Gracias a las inversiones en tecnología, la productividad ha mejorado y los ingresos de la población se han estabilizado, y en algunos lugares alcanzan entre 500 000 y 700 000 de dongs al día. Esta adaptación muestra que una aldea artesanal tradicional no queda al margen de los cambios, sino que busca de manera proactiva formas de innovación para desarrollarse.
En los últimos años, el pueblo ha causado una fuerte impresión en los visitantes por su particular atractivo visual. Más allá de la calidad de los productos seguros, elaborados a partir de hierbas naturales, los caminos y patios donde se seca el incienso se han convertido en cuadros llenos de color. Varillas de incienso rojo, amarillo, verde y de otras tonalidades se disponen cuidadosamente formando el mapa de Vietnam con forma de “S”, la bandera nacional u otras figuras, creando un espacio que combina la tradición y la modernidad.

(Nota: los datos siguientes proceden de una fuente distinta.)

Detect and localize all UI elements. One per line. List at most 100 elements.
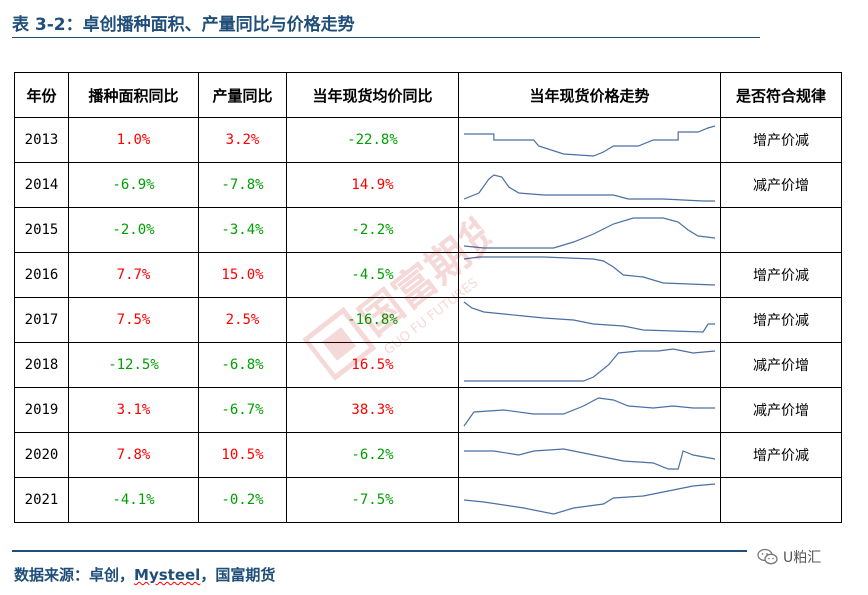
price-trend-line bbox=[463, 397, 716, 427]
price-trend-cell bbox=[458, 117, 721, 163]
yield-price-table: 年份 播种面积同比 产量同比 当年现货均价同比 当年现货价格走势 是否符合规律 … bbox=[14, 72, 842, 523]
rule-cell bbox=[720, 207, 842, 253]
year-cell: 2016 bbox=[14, 252, 69, 298]
table-row: 2020 7.8% 10.5% -6.2% 增产价减 bbox=[14, 432, 842, 478]
price-trend-line bbox=[463, 256, 716, 286]
table-caption: 表 3-2：卓创播种面积、产量同比与价格走势 bbox=[12, 15, 355, 35]
price-yoy-cell: -6.2% bbox=[286, 432, 459, 478]
area-yoy-cell: 7.7% bbox=[68, 252, 199, 298]
price-trend-sparkline bbox=[463, 448, 716, 470]
table-row: 2016 7.7% 15.0% -4.5% 增产价减 bbox=[14, 252, 842, 298]
table-row: 2018 -12.5% -6.8% 16.5% 减产价增 bbox=[14, 342, 842, 388]
price-trend-sparkline bbox=[463, 256, 716, 286]
area-yoy-cell: 1.0% bbox=[68, 117, 199, 163]
price-yoy-cell: 14.9% bbox=[286, 162, 459, 208]
price-yoy-cell: -7.5% bbox=[286, 477, 459, 523]
header-output-yoy: 产量同比 bbox=[198, 72, 287, 118]
header-price-trend: 当年现货价格走势 bbox=[458, 72, 721, 118]
area-yoy-cell: -4.1% bbox=[68, 477, 199, 523]
price-trend-cell bbox=[458, 162, 721, 208]
price-trend-sparkline bbox=[463, 301, 716, 333]
table-row: 2017 7.5% 2.5% -16.8% 增产价减 bbox=[14, 297, 842, 343]
price-yoy-cell: 16.5% bbox=[286, 342, 459, 388]
price-yoy-cell: -22.8% bbox=[286, 117, 459, 163]
price-trend-sparkline bbox=[463, 174, 716, 202]
year-cell: 2019 bbox=[14, 387, 69, 433]
price-trend-sparkline bbox=[463, 217, 716, 249]
footer-rule bbox=[12, 550, 747, 552]
output-yoy-cell: -6.8% bbox=[198, 342, 287, 388]
area-yoy-cell: 7.5% bbox=[68, 297, 199, 343]
price-trend-cell bbox=[458, 432, 721, 478]
output-yoy-cell: 10.5% bbox=[198, 432, 287, 478]
table-row: 2014 -6.9% -7.8% 14.9% 减产价增 bbox=[14, 162, 842, 208]
table-row: 2019 3.1% -6.7% 38.3% 减产价增 bbox=[14, 387, 842, 433]
rule-cell: 增产价减 bbox=[720, 117, 842, 163]
price-yoy-cell: 38.3% bbox=[286, 387, 459, 433]
table-row: 2013 1.0% 3.2% -22.8% 增产价减 bbox=[14, 117, 842, 163]
source-note: 数据来源：卓创，Mysteel，国富期货 bbox=[14, 564, 275, 585]
price-yoy-cell: -4.5% bbox=[286, 252, 459, 298]
rule-cell: 减产价增 bbox=[720, 162, 842, 208]
price-trend-line bbox=[463, 301, 716, 333]
price-yoy-cell: -16.8% bbox=[286, 297, 459, 343]
area-yoy-cell: 3.1% bbox=[68, 387, 199, 433]
year-cell: 2020 bbox=[14, 432, 69, 478]
price-trend-line bbox=[463, 217, 716, 249]
price-trend-line bbox=[463, 174, 716, 202]
header-area-yoy: 播种面积同比 bbox=[68, 72, 199, 118]
header-rule: 是否符合规律 bbox=[720, 72, 842, 118]
rule-cell: 增产价减 bbox=[720, 297, 842, 343]
price-trend-line bbox=[463, 448, 716, 470]
source-suffix: ，国富期货 bbox=[200, 566, 276, 584]
header-year: 年份 bbox=[14, 72, 69, 118]
header-price-yoy: 当年现货均价同比 bbox=[286, 72, 459, 118]
output-yoy-cell: -7.8% bbox=[198, 162, 287, 208]
year-cell: 2018 bbox=[14, 342, 69, 388]
area-yoy-cell: -12.5% bbox=[68, 342, 199, 388]
rule-cell: 减产价增 bbox=[720, 342, 842, 388]
rule-cell: 增产价减 bbox=[720, 432, 842, 478]
year-cell: 2013 bbox=[14, 117, 69, 163]
price-trend-line bbox=[463, 483, 716, 515]
output-yoy-cell: 2.5% bbox=[198, 297, 287, 343]
wechat-icon bbox=[757, 548, 778, 565]
price-trend-line bbox=[463, 125, 716, 157]
table-row: 2015 -2.0% -3.4% -2.2% bbox=[14, 207, 842, 253]
price-trend-cell bbox=[458, 387, 721, 433]
area-yoy-cell: 7.8% bbox=[68, 432, 199, 478]
output-yoy-cell: -6.7% bbox=[198, 387, 287, 433]
output-yoy-cell: 15.0% bbox=[198, 252, 287, 298]
price-trend-cell bbox=[458, 252, 721, 298]
rule-cell: 增产价减 bbox=[720, 252, 842, 298]
price-trend-sparkline bbox=[463, 397, 716, 427]
price-trend-cell bbox=[458, 207, 721, 253]
rule-cell: 减产价增 bbox=[720, 387, 842, 433]
output-yoy-cell: -0.2% bbox=[198, 477, 287, 523]
rule-cell bbox=[720, 477, 842, 523]
output-yoy-cell: 3.2% bbox=[198, 117, 287, 163]
year-cell: 2015 bbox=[14, 207, 69, 253]
price-trend-cell bbox=[458, 342, 721, 388]
price-yoy-cell: -2.2% bbox=[286, 207, 459, 253]
table-row: 2021 -4.1% -0.2% -7.5% bbox=[14, 477, 842, 523]
year-cell: 2017 bbox=[14, 297, 69, 343]
caption-underline bbox=[12, 37, 760, 38]
source-prefix: 数据来源：卓创， bbox=[14, 566, 135, 584]
header-row: 年份 播种面积同比 产量同比 当年现货均价同比 当年现货价格走势 是否符合规律 bbox=[14, 72, 842, 118]
price-trend-sparkline bbox=[463, 348, 716, 382]
area-yoy-cell: -6.9% bbox=[68, 162, 199, 208]
year-cell: 2021 bbox=[14, 477, 69, 523]
price-trend-sparkline bbox=[463, 483, 716, 515]
output-yoy-cell: -3.4% bbox=[198, 207, 287, 253]
price-trend-cell bbox=[458, 297, 721, 343]
price-trend-line bbox=[463, 348, 716, 382]
table-body: 2013 1.0% 3.2% -22.8% 增产价减 2014 -6.9% -7.8% 14.9… bbox=[14, 117, 842, 523]
wechat-account: U粕汇 bbox=[757, 547, 821, 567]
wechat-label: U粕汇 bbox=[783, 550, 822, 566]
area-yoy-cell: -2.0% bbox=[68, 207, 199, 253]
source-mysteel: Mysteel bbox=[134, 566, 201, 584]
year-cell: 2014 bbox=[14, 162, 69, 208]
price-trend-sparkline bbox=[463, 125, 716, 157]
price-trend-cell bbox=[458, 477, 721, 523]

Con muchos años vinculados al oficio, Hung relató con entusiasmo que las varillas de inciensos de colores han traído una nueva alegría a los artesanos. El número de turistas está aumentando. Ellos visitan el sitio no solo para comprar sus productos favoritos y tomar fotografías, sino también para aprender sobre el proceso de elaboración y participar directamente en algunas etapas. La apertura de estas atracciones es una oportunidad para que los habitantes de Quang Phu Cau promuevan la esencia de su oficio.
Los inciensos de Quang Phu Cau se exportan actualmente a China, India, Malasia y el Reino Unido. Además, el sector turístico de la aldea aporta un doble beneficio a la localidad: impulsar la economía y contribuir a la preservación de los valores culturales tradicionales.
En el contexto de la vida moderna, la aldea de incienso de Quang Phu Cau se ha convertido en un ejemplo de cómo la preservación de los valores tradicionales puede ir de la mano con el desarrollo económico. La inclusión de este pueblo en la lista de destinos turísticos prioritario de las aldeas artesanales de Hanói abre nuevas oportunidades para la localidad, y también contribuye a conservar la memoria del Tet en la vida del pueblo vietnamita./.